Hardware Driver MSI
Has anyone had any joy of adding Drivers to a workstation via MSI? IF so have they got an idiot proof, drool protected guide or a link to one. I have heard murmurings that there is away but I normally get shown a link to some API type kit that even after reading through the documentation I can't quite work out!
I am trying to install a mouse that will help one of our partly sighted students, software goes on fine but of course drivers then want an admin login to install. Not really wanting to go around all the stations to do that!
There is no way that I know of to add drivers via an MSI as the hardware id on each system is different, ie different connection address USB port 1,2,3. The answer I believe is signed drivers that can be copied directly to the windows\inf directory via either an MSI or a script copying to the admin share. Then with the correct settings in the domain security policy (Computer settings> security> user rights assignment> allow loading of drivers) allowing the users group to add drivers for devices it should pick up and install the device automatically like a USB key.
The GP path is only a guide as I am not able to get on our server currently but it is about right. This should make the mouse simply install automatically on any station.
Ta. I think the driver signing is the bit I can never get my head around. is that something that is needed to be done or is it enough if the company has all ready done it so you don't get teh signing error you sometimes get on drivers?
Originally Posted by SYNACK
Yes the company needs to have sent the drivers off to Microsoft to be signed. If they have not been signed Windows will still require administrative privileges to install them no matter what privileges the users have been given in GP.

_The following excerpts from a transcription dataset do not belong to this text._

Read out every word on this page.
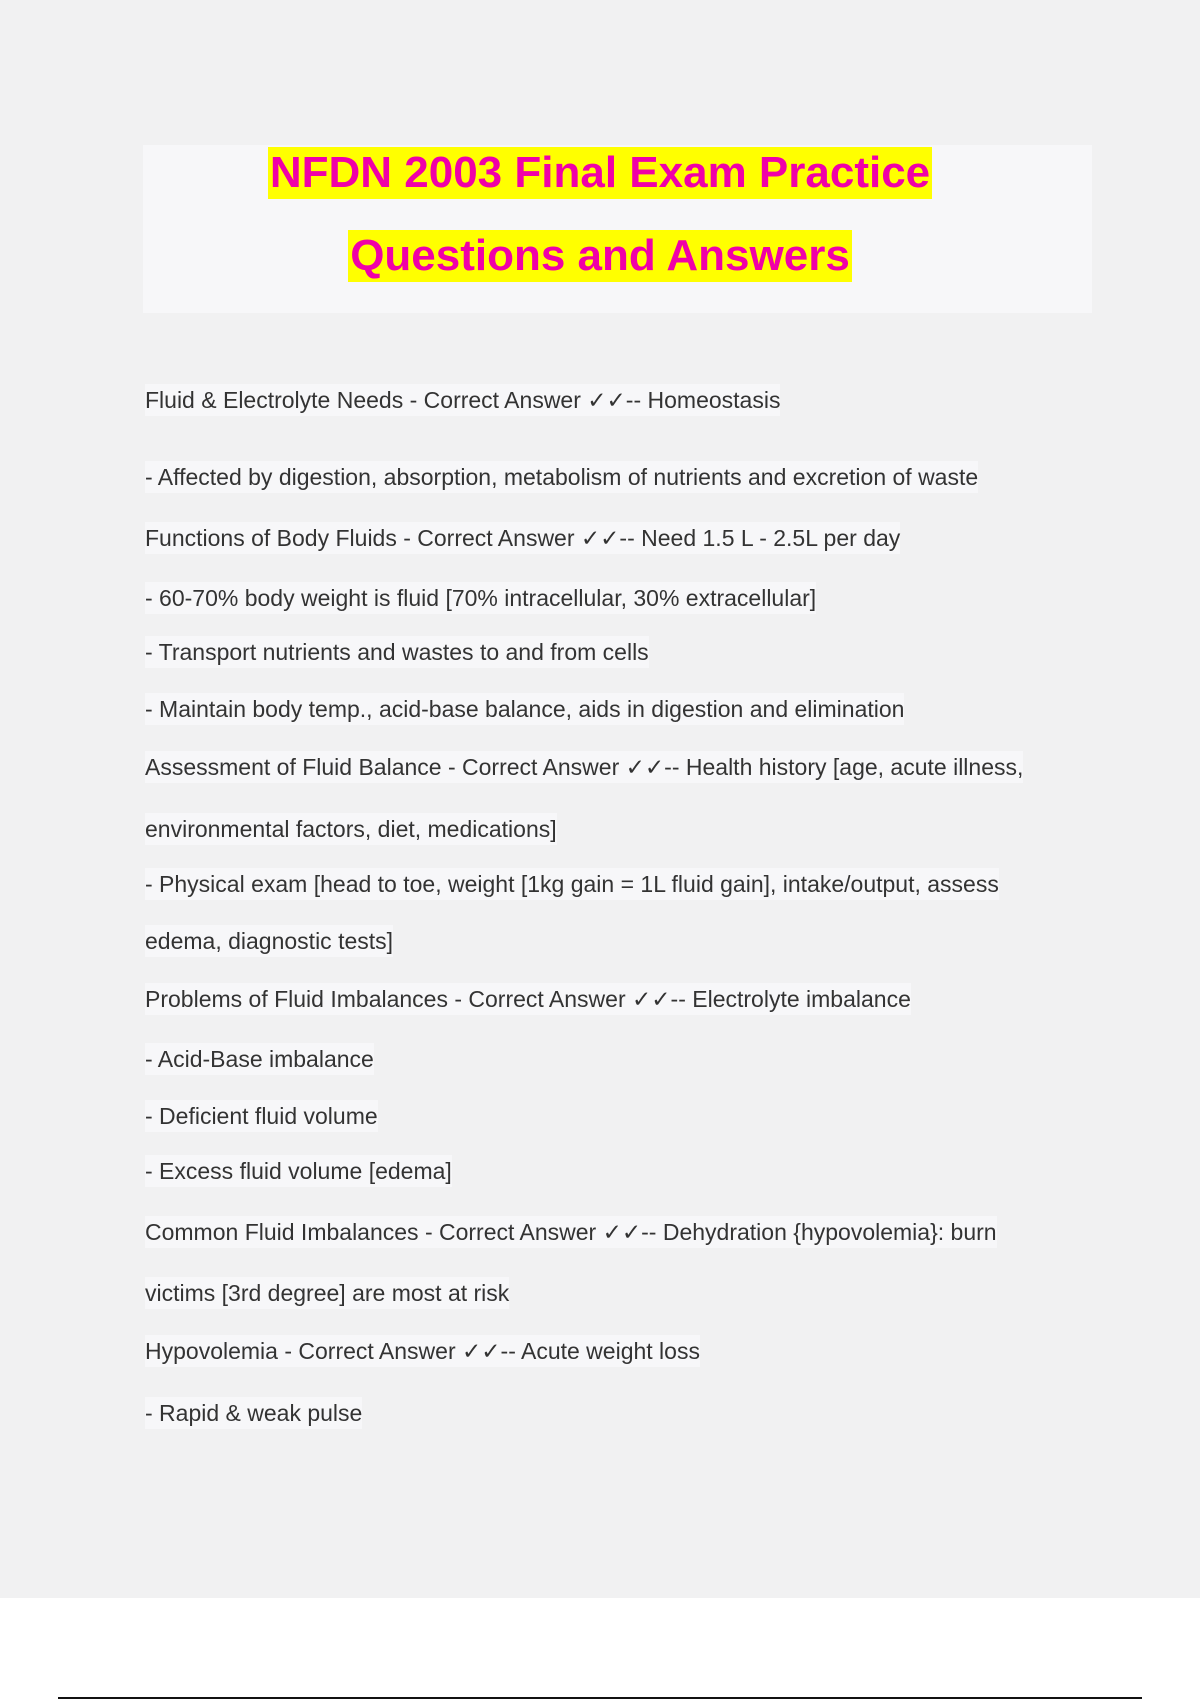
NFDN 2003 Final Exam Practice
Questions and Answers
Fluid & Electrolyte Needs - Correct Answer ✓✓-- Homeostasis
- Affected by digestion, absorption, metabolism of nutrients and excretion of waste
Functions of Body Fluids - Correct Answer ✓✓-- Need 1.5 L - 2.5L per day
- 60-70% body weight is fluid [70% intracellular, 30% extracellular]
- Transport nutrients and wastes to and from cells
- Maintain body temp., acid-base balance, aids in digestion and elimination
Assessment of Fluid Balance - Correct Answer ✓✓-- Health history [age, acute illness,
environmental factors, diet, medications]
- Physical exam [head to toe, weight [1kg gain = 1L fluid gain], intake/output, assess
edema, diagnostic tests]
Problems of Fluid Imbalances - Correct Answer ✓✓-- Electrolyte imbalance
- Acid-Base imbalance
- Deficient fluid volume
- Excess fluid volume [edema]
Common Fluid Imbalances - Correct Answer ✓✓-- Dehydration {hypovolemia}: burn
victims [3rd degree] are most at risk
Hypovolemia - Correct Answer ✓✓-- Acute weight loss
- Rapid & weak pulse
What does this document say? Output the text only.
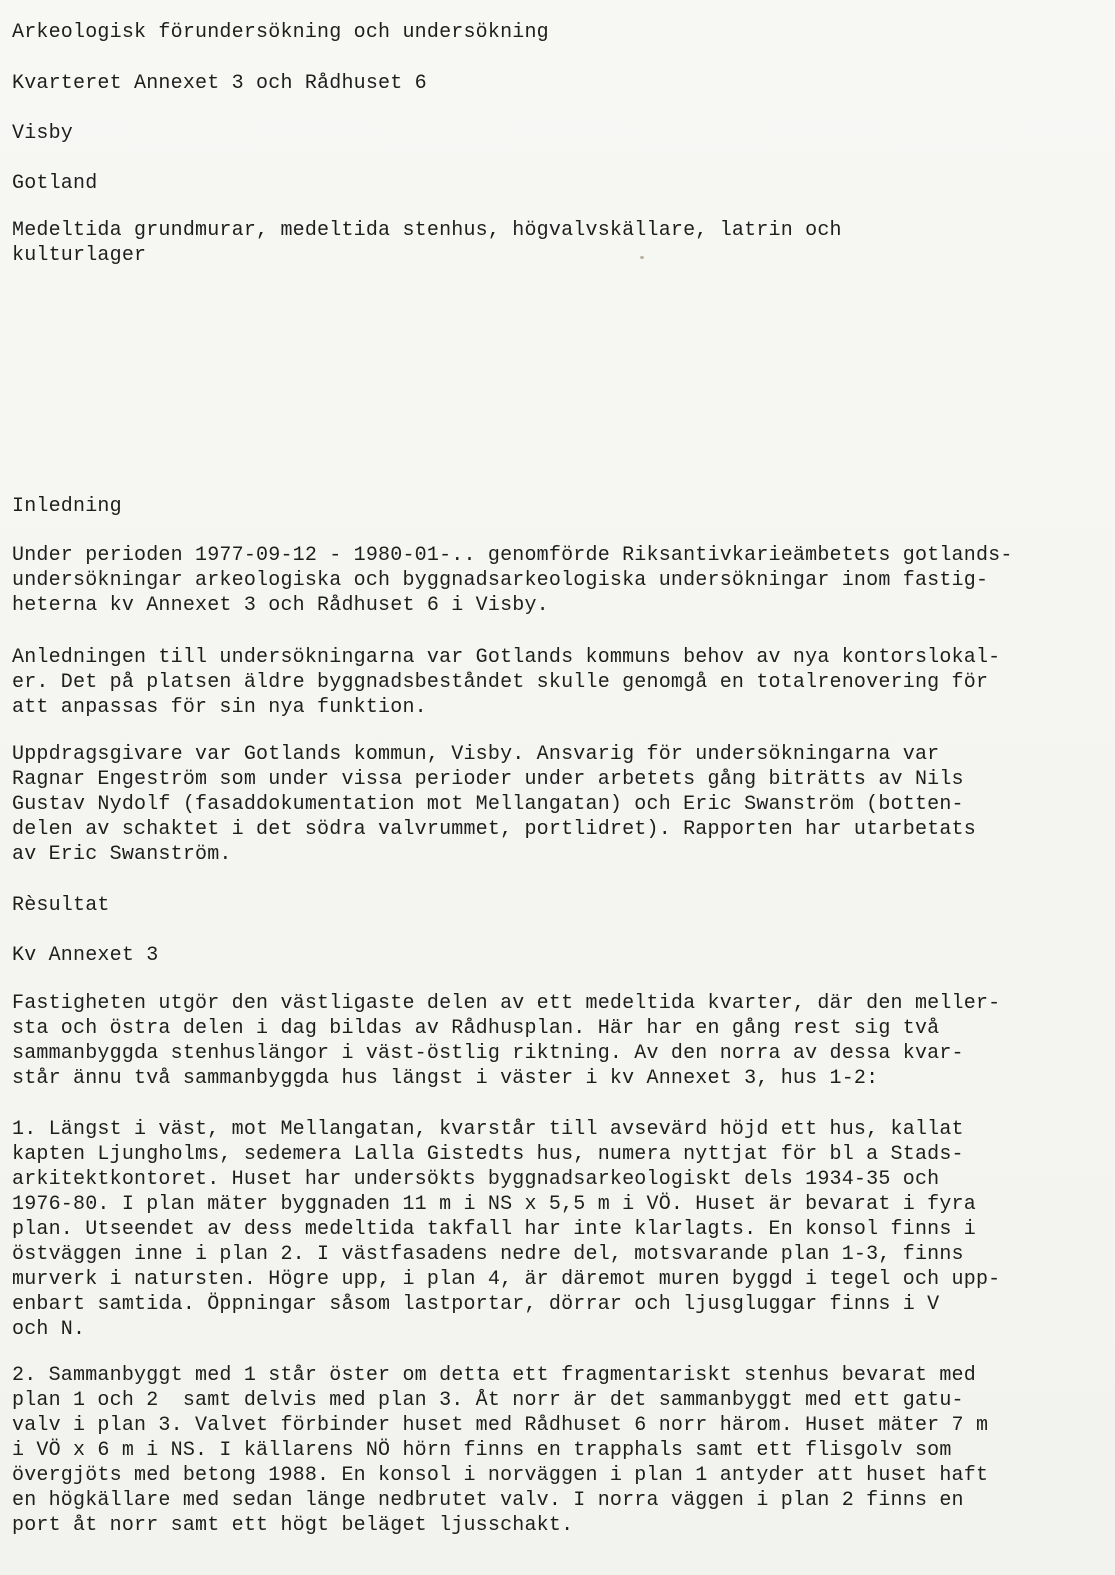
Arkeologisk förundersökning och undersökning

Kvarteret Annexet 3 och Rådhuset 6

Visby

Gotland

Medeltida grundmurar, medeltida stenhus, högvalvskällare, latrin och
kulturlager

Inledning

Under perioden 1977-09-12 - 1980-01-.. genomförde Riksantivkarieämbetets gotlands-
undersökningar arkeologiska och byggnadsarkeologiska undersökningar inom fastig-
heterna kv Annexet 3 och Rådhuset 6 i Visby.

Anledningen till undersökningarna var Gotlands kommuns behov av nya kontorslokal-
er. Det på platsen äldre byggnadsbeståndet skulle genomgå en totalrenovering för
att anpassas för sin nya funktion.

Uppdragsgivare var Gotlands kommun, Visby. Ansvarig för undersökningarna var
Ragnar Engeström som under vissa perioder under arbetets gång biträtts av Nils
Gustav Nydolf (fasaddokumentation mot Mellangatan) och Eric Swanström (botten-
delen av schaktet i det södra valvrummet, portlidret). Rapporten har utarbetats
av Eric Swanström.

Rèsultat

Kv Annexet 3

Fastigheten utgör den västligaste delen av ett medeltida kvarter, där den meller-
sta och östra delen i dag bildas av Rådhusplan. Här har en gång rest sig två
sammanbyggda stenhuslängor i väst-östlig riktning. Av den norra av dessa kvar-
står ännu två sammanbyggda hus längst i väster i kv Annexet 3, hus 1-2:

1. Längst i väst, mot Mellangatan, kvarstår till avsevärd höjd ett hus, kallat
kapten Ljungholms, sedemera Lalla Gistedts hus, numera nyttjat för bl a Stads-
arkitektkontoret. Huset har undersökts byggnadsarkeologiskt dels 1934-35 och
1976-80. I plan mäter byggnaden 11 m i NS x 5,5 m i VÖ. Huset är bevarat i fyra
plan. Utseendet av dess medeltida takfall har inte klarlagts. En konsol finns i
östväggen inne i plan 2. I västfasadens nedre del, motsvarande plan 1-3, finns
murverk i natursten. Högre upp, i plan 4, är däremot muren byggd i tegel och upp-
enbart samtida. Öppningar såsom lastportar, dörrar och ljusgluggar finns i V
och N.

2. Sammanbyggt med 1 står öster om detta ett fragmentariskt stenhus bevarat med
plan 1 och 2  samt delvis med plan 3. Åt norr är det sammanbyggt med ett gatu-
valv i plan 3. Valvet förbinder huset med Rådhuset 6 norr härom. Huset mäter 7 m
i VÖ x 6 m i NS. I källarens NÖ hörn finns en trapphals samt ett flisgolv som
övergjöts med betong 1988. En konsol i norväggen i plan 1 antyder att huset haft
en högkällare med sedan länge nedbrutet valv. I norra väggen i plan 2 finns en
port åt norr samt ett högt beläget ljusschakt.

We had this problem with a product called the ProScope. Sent several emails and they replied that the US$100 cost of signing the drivers was simply to much for them. Because of that we have stopped buying any hardware from them as support is obviously a form of slur to them.
I think it's a *lot* more than $100 to get drivers signed - far too few companies (even big ones!) get drivers signed and I would have thought that they would for the sake of such a small amount of money!
If you set the GP to allow unsigned drivers then they ought to install at machine startup; you need to make sure that the path at HKEY_LOCAL_MACHINE\SOFTWARE\Microsoft\Windows\Curr entVersion\DevicePath includes the location of the .inf file and everything it needs. This is basically what Sysprep sets up and that allows all the hardware drivers to be picked up by the machine without anyone logged on.
If that works, would it be possible to get a sighted person to plug in the mouse and restart the machine?
You are right it is a bit more, I looked it up US$250 (page 28 of the refferenced document) per product family (eg. XP, Vista, 2k3).
Originally Posted by srochford
Spread this cost out over a minimum of several thousand devices, which their product runs are anyway to keep manufacturing costs down and it seems quite cheap to me. I think that the main reason that they don't do this is because they are forced to make a driver that is actually reasonably stable.
Their main cost is not in the certification but in actually coding a proper driver rather than the unstable rubbish that is quite standard among the offending providers.
Also thanks for the devicepath idea, I had never thought of rebooting the computer to make it install with elevated rights. :-)
Well being a dunce I hadn't realised that it is a MS mouse so I really hope the drivers are signed! So if I create an MSI that just copies the drivers to the right place (say make a package that records me installing the mouse) that should work?
Yes that sounds like it should work, If the drivers that you have aren't signed for your version of Windows there should be some online that are.
You will need to make sure that it is just the files that are copied over to the windows/inf folder as duplication the unique registry stuff with a snapshot will cause some really nasty issues with your clients.
meastaugh1's way below looks like it would be the most robust and future proof way of doing this.
While a simple snapshot may work for capturing WHQL'd drivers, I don't think it's a good idea as you may inadvertently capture files that cause problems later on (eg when the next Windows SP is released).
Microsoft produced a framework to address the issue of installing driver packages with Windows Installer. I've used the DifXApp merge module to install signed drivers successfully.